This paper identifies the pervasive “algorithmic adaptivity bias” in online A/B testing of recommender systems: because production models continuously shape user behavior distributions, new models deployed to small-traffic experimental arms are systematically underestimated in performance, leading to frequent misidentification of superior variants. We formally define this bias and integrate it into the theoretical framework of evaluation bias in recommender systems. Leveraging causal inference, distribution shift modeling, and large-scale online experimentation data, we quantitatively analyze the underlying flywheel mechanism. We propose an end-to-end solution spanning experimental design, effect measurement, and bias correction. Empirical results demonstrate that this bias substantially distorts small-traffic A/B test outcomes; applying our correction significantly improves variant identification accuracy, establishing a new paradigm for robust online evaluation.

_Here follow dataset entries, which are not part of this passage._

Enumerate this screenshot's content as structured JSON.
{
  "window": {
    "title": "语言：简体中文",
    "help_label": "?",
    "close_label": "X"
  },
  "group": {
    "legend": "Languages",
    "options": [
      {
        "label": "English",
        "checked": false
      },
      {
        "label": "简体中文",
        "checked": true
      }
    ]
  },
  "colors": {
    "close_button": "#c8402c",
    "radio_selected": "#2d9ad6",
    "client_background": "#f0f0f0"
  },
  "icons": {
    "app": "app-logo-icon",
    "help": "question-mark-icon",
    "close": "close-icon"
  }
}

Online experiments (A/B tests) are widely regarded as the gold standard for evaluating recommender system variants and guiding launch decisions. However, a variety of biases can distort the results of the experiment and mislead decision-making. An underexplored but critical bias is algorithm adaptation effect. This bias arises from the flywheel dynamics among production models, user data, and training pipelines: new models are evaluated on user data whose distributions are shaped by the incumbent system or tested only in a small treatment group. As a result, the measured effect of a new product change in modeling and user experience in this constrained experimental setting can diverge substantially from its true impact in full deployment. In practice, the experiment results often favor the production variant with large traffic while underestimating the performance of the test variant with small traffic, which leads to missing opportunities to launch a true winning arm or underestimating the impact. This paper aims to raise awareness of algorithm adaptation bias, situate it within the broader landscape of RecSys evaluation biases, and motivate discussion of solutions that span experiment design, measurement, and adjustment. We detail the mechanisms of this bias, present empirical evidence from real-world experiments, and discuss potential methods for a more robust online evaluation.